Proton-pump inhibitors sound like something right out of Star Wars, but they're actually common - far too common, considering their potential risks - here in the real world.
 
This class of drugs, which includes Nexium, Prilosec and Prevacid, among others, is prescribed to treat digestive tract issues such as gastroesophageal reflux, chronic dyspepsia (indigestion) and peptic ulcer disease. These conditions are all characterized by excessive production of stomach acid.

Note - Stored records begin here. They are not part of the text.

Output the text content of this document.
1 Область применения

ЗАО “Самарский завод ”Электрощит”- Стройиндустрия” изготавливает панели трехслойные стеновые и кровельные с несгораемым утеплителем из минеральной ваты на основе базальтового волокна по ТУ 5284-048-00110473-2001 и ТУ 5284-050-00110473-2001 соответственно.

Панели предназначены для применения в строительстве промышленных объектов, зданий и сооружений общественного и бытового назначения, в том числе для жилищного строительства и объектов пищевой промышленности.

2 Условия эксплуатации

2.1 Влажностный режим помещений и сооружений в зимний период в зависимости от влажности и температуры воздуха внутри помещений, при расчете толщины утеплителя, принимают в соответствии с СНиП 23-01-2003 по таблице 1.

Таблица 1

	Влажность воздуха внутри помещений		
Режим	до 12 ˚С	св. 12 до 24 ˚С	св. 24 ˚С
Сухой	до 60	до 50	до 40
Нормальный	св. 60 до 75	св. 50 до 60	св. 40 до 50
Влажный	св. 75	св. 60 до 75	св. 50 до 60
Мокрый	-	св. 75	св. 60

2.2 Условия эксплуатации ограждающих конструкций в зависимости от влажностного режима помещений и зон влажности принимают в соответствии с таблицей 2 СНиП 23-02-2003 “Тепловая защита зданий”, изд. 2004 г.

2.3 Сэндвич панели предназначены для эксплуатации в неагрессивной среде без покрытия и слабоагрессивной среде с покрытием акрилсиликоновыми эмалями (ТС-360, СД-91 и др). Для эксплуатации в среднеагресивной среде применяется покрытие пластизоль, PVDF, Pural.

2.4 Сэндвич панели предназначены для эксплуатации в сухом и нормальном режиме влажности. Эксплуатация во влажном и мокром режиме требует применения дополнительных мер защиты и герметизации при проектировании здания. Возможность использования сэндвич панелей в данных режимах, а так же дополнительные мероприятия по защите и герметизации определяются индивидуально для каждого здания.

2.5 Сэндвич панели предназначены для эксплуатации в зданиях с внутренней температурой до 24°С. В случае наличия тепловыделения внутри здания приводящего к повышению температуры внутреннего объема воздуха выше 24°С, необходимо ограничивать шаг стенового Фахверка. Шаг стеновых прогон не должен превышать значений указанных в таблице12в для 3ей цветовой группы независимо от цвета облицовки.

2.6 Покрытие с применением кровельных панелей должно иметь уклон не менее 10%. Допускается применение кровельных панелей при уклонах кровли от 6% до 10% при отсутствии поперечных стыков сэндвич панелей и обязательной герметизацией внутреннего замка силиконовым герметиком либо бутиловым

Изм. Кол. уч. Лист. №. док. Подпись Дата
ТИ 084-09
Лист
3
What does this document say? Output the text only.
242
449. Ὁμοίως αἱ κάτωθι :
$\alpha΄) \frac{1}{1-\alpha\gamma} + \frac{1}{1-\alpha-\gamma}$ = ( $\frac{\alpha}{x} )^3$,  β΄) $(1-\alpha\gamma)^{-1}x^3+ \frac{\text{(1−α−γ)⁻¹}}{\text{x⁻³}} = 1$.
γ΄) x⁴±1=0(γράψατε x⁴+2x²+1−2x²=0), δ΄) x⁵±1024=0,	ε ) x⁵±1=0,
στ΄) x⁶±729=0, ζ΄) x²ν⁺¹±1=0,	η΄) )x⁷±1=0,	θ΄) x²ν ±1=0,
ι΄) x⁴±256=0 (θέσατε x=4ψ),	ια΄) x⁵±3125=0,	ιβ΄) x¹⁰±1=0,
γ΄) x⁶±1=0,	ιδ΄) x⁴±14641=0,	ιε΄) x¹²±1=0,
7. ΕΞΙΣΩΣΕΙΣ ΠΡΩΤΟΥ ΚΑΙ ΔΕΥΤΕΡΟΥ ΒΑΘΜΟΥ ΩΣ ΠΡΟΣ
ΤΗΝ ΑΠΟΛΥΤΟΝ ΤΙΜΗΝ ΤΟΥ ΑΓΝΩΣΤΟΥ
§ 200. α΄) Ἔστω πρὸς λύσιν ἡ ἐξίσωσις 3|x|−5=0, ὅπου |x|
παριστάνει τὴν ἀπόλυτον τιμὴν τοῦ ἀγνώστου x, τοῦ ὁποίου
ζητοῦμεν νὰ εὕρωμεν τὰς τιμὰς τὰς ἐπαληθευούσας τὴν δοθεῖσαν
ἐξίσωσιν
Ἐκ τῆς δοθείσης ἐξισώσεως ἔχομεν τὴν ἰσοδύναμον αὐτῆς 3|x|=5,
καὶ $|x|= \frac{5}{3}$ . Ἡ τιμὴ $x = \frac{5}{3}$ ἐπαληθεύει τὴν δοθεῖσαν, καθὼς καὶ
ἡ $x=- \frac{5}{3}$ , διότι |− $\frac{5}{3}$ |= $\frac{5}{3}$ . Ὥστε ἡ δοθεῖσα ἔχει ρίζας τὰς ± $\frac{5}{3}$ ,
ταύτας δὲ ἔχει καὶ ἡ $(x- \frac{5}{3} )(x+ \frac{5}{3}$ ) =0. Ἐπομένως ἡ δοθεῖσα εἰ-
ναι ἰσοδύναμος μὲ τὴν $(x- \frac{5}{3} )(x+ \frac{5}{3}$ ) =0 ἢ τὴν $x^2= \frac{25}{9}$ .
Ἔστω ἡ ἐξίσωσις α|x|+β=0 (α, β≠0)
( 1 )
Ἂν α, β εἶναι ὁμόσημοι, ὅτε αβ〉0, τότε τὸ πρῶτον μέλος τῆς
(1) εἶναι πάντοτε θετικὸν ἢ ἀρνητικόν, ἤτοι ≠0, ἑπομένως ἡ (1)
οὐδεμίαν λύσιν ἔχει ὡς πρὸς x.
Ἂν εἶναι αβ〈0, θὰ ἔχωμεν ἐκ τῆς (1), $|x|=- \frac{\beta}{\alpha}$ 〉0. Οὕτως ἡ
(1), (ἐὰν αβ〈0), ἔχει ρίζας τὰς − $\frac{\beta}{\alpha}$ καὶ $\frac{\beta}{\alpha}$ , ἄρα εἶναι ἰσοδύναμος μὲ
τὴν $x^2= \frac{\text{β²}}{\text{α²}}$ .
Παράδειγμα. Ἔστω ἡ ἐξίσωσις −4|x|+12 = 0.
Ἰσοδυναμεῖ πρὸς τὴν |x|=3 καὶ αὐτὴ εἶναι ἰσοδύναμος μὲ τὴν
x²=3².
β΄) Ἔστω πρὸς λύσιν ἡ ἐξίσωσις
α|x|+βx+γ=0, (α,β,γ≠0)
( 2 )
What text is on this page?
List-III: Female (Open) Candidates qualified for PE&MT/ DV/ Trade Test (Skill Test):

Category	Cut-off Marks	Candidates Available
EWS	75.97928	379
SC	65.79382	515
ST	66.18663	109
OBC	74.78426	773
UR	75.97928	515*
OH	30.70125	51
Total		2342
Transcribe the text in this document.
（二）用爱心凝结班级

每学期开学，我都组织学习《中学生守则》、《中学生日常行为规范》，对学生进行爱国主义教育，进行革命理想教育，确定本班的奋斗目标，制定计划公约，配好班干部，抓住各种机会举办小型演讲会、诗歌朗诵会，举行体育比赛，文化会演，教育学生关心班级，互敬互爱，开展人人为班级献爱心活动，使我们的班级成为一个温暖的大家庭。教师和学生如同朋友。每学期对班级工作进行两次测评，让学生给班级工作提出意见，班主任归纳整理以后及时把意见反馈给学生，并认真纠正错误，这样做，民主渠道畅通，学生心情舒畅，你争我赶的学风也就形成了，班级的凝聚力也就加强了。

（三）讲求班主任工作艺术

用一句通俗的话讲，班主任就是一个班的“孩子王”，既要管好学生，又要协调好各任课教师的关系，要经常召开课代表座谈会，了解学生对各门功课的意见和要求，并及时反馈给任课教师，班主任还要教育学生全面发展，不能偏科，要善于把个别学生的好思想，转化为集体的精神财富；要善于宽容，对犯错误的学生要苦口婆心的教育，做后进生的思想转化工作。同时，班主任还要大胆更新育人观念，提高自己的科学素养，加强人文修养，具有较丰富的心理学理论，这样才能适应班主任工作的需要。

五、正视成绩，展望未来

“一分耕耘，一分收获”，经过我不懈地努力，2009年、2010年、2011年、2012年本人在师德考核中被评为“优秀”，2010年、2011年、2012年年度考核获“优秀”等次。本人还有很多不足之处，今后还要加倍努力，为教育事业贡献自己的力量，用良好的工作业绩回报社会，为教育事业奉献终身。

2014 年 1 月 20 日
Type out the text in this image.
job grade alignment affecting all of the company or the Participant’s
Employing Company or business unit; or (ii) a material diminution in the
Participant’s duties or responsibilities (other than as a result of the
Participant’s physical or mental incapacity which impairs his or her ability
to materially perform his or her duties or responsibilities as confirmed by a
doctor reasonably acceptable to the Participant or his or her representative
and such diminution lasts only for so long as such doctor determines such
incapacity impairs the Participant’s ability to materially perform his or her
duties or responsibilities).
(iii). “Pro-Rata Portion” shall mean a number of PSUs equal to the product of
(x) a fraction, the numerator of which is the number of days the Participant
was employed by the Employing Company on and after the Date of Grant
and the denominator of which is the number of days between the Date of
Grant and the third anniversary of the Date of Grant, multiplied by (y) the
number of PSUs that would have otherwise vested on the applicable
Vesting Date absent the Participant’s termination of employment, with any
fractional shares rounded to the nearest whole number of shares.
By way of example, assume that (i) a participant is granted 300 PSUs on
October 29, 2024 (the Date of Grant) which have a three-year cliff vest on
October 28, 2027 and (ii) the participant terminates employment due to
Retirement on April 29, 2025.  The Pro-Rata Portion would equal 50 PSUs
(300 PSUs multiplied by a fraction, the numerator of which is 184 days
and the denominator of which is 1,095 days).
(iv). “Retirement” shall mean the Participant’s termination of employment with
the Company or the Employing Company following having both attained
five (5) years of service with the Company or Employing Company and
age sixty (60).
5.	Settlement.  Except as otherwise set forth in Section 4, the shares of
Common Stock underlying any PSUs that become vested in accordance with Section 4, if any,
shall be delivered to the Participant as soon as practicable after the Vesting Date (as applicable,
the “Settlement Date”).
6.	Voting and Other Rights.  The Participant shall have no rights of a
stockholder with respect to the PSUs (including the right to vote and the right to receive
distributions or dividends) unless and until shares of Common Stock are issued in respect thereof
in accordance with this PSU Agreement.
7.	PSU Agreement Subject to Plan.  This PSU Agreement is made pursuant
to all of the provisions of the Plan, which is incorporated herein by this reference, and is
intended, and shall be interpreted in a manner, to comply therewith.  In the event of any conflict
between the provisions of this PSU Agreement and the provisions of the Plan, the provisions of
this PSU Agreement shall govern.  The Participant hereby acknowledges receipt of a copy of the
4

The intended mechanism of action of proton-pump inhibitors, as you might expect, is to reduce acid by blocking the gastric proton pump; a decidedly unintended mechanism of action is increased fracture risk.
Following a recent Food and Drug Administration (FDA) review of studies, the administration posted a "class labeling change"  notice on its Web site alerting health care professionals and consumers that proton-pump inhibitors will now feature a label warning regarding "a possible increased risk of fractures at the hip, wrist and spine" attributable to their use. According to the FDA, people ages 50 or older who had been taking the medication for one year or more, often in high doses, were at the greatest risk.
 
If your doctor tells you proton-pump inhibitors are in your immediate future, ask about the potential side effects and if you can avoid taking medication altogether.
 
(Note from Dr. Mha Atma: A true anti-inflammatory diet, which eliminates all sources of refined sugar, refined grains--including anything made from flour, and oils made from soybean, corn, safflower, and sunflower, and includes lots of fresh vegetables, fruit, and nuts along with (optionally) moderate amounts of animal protein, can greatly reduce the gastric reflux symptoms that lead to prescription of proton-pump inhibitors.)